The 12-acre plot located at the crossroads of Brown Road, Genesee, and West Main Streets was, at one point in time, a thriving commercial hub. But those days have long since passed. Today, vacant buildings outnumber businesses in the Bull’s Head neighborhood, and while city administrations have for about 20 years attempted to breathe new life into the area, little progress has been made.
Under the administration of Mayor Lovely Warren, the city acquired the parcels that make up the 12-acre development site, as well as Bull’s Head Plaza on the corner of Genesee and West Main streets. The undertaking cost about $11 million. Warren, at a news conference Thursday, stated the goal of the development is to bring the neighborhood back to its former glory.
“(Dawson) are dedicated to reversing the red-lining, the disinvestment, and neglect of our neighborhood,” Warren said. “The Dawson team is clearly motivated to succeed in Bull’s Head.”
Dawson was said by Warren to be the first Black-owned company to receive a development contract in the city of Rochester. The company was tapped through a competitive bidding process, and most recently served as a developer on two large projects in Pensacola, Florida: a $16.5 million maritime park and a $16 million downtown YMCA facility.
“Each project is different. Each project, each neighborhood, each community has different needs and we’re seeking to listen to the neighborhoods to understand what’s needed and where we can bring our capabilities to build something special,” said Dennis Pemberton, executive managing director for the Dawson Company.
Dawson will be working alongside Chicago’s Brinshore Development, Philadelphia’s Shift Capital, and Rochester’s USC on the Bull’s Head project. Additionally, the national non-profit Urban Land Institute, which held a panel discussion on Bull’s Head earlier Thursday, will be providing recommendations to the city.

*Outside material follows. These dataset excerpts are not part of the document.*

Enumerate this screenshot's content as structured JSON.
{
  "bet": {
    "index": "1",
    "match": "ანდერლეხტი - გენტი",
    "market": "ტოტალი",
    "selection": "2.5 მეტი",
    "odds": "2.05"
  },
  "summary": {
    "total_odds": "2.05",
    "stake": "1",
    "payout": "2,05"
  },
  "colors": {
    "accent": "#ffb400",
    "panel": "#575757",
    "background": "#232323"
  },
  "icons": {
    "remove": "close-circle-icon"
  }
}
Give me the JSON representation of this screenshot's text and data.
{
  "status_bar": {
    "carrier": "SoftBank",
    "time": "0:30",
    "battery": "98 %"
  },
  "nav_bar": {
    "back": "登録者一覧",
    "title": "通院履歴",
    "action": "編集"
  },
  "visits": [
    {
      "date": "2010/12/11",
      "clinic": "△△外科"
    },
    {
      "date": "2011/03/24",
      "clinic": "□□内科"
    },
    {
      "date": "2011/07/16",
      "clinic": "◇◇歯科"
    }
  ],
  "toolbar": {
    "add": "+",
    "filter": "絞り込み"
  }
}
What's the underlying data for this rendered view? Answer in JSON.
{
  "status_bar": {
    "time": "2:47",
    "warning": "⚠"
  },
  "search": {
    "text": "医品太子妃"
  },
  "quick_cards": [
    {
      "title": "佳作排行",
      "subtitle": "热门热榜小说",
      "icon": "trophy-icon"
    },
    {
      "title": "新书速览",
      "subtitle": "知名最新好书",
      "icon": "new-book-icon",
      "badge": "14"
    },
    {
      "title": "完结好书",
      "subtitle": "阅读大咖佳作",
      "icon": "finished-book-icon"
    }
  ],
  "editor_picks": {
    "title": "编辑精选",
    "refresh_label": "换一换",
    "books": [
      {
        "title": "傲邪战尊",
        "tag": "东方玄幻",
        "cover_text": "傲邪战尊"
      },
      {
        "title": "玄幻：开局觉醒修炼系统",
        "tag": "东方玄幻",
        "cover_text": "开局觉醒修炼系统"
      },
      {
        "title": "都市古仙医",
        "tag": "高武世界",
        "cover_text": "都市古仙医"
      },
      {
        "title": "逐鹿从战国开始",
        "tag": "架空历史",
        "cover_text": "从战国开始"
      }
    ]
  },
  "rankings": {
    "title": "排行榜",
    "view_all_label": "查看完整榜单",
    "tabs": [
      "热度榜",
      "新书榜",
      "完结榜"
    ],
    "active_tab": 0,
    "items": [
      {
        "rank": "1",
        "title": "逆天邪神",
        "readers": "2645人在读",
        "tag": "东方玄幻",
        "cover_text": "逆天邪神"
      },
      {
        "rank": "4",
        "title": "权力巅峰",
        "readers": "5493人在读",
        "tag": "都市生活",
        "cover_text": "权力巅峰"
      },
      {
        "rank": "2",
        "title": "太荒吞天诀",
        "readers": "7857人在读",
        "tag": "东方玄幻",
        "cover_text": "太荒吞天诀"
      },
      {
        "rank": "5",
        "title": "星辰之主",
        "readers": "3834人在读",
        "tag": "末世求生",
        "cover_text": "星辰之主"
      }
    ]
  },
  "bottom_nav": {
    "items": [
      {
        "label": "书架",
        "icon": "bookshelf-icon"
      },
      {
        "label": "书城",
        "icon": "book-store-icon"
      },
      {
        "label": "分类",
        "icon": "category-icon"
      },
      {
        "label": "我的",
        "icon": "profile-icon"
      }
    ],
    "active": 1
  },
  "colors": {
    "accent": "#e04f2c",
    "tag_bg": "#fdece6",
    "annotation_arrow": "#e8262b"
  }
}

The Urban Land Institute provided several recommendations for Bull’s Head, ranging from making the area more walkable and bikeable to focusing on expansion surrounding key stakeholders, like St. Mary’s Hospital, a Rochester Regional Health facility on Genesee Street.
But some key details of the Bull’s Head redevelopment project remain uncertain. Dana Miller, the city’s director of business and housing development, estimated the city is still about a year and a half out from the groundbreaking. City officials were also unable to provide a cost estimate for the project, nor did they specify what exact amenities would be built, aside from housing.
The city has received a total of $1.2 million in Environmental Protection Agency grants for cleanup of the area.
“We expect to bring back significantly more housing,” Miller said. “Some will be affordable, and some may even be market rate. To support the additional residents that will come with that housing, we also expect to bring back a significant amount of retail.”
When asked if the project is being planned as a housing development, Warren stressed that it will be a “mixed-use” space.
“The discussion with the community is very important for what goes here, but also so they can move and live here first,” Warren said.